Bill to help county enforce shopping cart cleanup dies in state house

Shopping carts are removed after a 2012 cleanup at Little Hunting Creek. (Friends of Little Hunting Creek)

A bill that would have allowed Fairfax County to charge businesses for the costs of removing their shopping carts from county property — such as creeks and wooded areas — died in the Virginia General Assembly on Wednesday.

State Sen. Scott Surovell, whose 36th district includes much of the Richmond Highway area, sponsored the bill. It passed the full Virginia Senate earlier this month on a 21-19 vote. But a House subcommittee voted 4-4 on a motion to recommend the bill move forward, effectively killing the bill before it could go before the entire house.

“Opponents said I was ‘blaming the victim,'” Surovell wrote on Facebook after the defeat. “When I find 250 shopping carts in a creek, they are no longer a victim — they are tolerating loose carts for customer convenience.”

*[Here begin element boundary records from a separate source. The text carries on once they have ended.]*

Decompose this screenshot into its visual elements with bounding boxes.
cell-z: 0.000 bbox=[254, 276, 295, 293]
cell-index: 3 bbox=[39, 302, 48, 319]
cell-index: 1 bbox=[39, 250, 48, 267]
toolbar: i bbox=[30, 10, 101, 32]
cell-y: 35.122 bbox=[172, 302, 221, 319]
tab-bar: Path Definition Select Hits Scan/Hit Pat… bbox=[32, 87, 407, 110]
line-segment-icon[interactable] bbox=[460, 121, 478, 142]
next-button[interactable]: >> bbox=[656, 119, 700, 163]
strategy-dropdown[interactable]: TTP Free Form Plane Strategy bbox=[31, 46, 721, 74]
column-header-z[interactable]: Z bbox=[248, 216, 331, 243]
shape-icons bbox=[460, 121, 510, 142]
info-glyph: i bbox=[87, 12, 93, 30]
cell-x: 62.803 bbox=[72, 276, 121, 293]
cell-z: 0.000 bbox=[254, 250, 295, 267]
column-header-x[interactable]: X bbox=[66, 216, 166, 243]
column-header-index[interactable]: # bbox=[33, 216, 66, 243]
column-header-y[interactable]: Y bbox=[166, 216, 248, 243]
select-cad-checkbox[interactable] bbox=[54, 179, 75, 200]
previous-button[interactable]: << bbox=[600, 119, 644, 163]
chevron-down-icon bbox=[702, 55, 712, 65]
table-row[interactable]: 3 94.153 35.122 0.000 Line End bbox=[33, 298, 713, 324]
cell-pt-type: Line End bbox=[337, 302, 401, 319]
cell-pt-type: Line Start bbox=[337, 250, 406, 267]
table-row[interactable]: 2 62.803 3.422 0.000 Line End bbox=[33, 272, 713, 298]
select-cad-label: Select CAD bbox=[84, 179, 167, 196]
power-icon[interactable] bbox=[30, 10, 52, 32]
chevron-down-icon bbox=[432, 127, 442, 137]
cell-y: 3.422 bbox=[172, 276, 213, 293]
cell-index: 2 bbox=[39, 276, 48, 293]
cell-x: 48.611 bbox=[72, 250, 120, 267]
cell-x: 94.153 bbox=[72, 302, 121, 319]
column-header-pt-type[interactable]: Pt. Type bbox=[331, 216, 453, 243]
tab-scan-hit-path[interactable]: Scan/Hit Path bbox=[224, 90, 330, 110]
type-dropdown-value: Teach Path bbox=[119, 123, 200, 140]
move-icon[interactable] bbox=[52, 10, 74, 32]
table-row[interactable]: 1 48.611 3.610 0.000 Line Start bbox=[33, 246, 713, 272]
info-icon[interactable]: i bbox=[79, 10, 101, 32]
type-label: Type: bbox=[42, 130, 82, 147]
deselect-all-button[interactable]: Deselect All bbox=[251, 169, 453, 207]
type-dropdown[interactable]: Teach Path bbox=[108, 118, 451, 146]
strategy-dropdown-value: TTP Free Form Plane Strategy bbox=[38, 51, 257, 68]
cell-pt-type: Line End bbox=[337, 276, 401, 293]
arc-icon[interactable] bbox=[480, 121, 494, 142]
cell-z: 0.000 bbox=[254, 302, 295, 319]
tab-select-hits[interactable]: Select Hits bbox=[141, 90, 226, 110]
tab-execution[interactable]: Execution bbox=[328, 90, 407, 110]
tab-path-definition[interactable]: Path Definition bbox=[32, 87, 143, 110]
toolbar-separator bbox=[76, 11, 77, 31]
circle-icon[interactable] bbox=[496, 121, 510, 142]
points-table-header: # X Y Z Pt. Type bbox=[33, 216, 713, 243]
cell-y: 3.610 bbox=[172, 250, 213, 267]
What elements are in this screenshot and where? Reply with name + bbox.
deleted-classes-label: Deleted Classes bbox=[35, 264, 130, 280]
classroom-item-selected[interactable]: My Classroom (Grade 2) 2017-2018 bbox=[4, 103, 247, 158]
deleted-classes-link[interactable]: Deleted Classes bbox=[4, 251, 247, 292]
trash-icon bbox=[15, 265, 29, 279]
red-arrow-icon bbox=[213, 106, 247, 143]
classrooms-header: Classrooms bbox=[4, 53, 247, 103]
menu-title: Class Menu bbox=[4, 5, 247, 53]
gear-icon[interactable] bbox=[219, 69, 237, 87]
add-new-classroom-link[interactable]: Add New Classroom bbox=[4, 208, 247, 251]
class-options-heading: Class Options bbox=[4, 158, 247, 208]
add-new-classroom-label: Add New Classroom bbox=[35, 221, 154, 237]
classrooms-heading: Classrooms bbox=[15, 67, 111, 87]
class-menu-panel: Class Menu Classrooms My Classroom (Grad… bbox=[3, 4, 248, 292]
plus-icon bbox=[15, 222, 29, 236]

Surovell, who worked with Lee District Supervisor Jeff McKay to craft the bill, leads annual cleanups of Little Hunting Creek in Hybla Valley. He says he’s pulled more than 250 carts of the creek since he began. Other groups also clean the creek regularly, including the Friends of Little Hunting Creek, whose members trekked to Richmond to testify in favor of the bill.

“We’ve been doing these cleanups since 2002,” said Betsy Martin, the president of the Friends of Little Hunting Creek. “And it really is a horrible problem we have with these shopping carts getting in the creek.”

Surovell and Martin noted that the owners of the carts had shown little interest in retrieving carts once they were taken from their parking lots. Surovell said the new bill would not punish the companies, but simply allow the county to bill the companies for carts that they had removed.

“This would incentivize these companies to better police their carts,” said Surovell.

Rob Bohannon, representing the Retail Merchants Association, argued against the bill on Wednesday. Bohannon said that while he sympathized with the problem, it wasn’t fair to make companies pay for retrieving carts taken from their stores.

“This doesn’t do anything to change the behavior of the people dumping the shopping carts,” Bohannon said. “All it does is put it on the backs of the retailers.”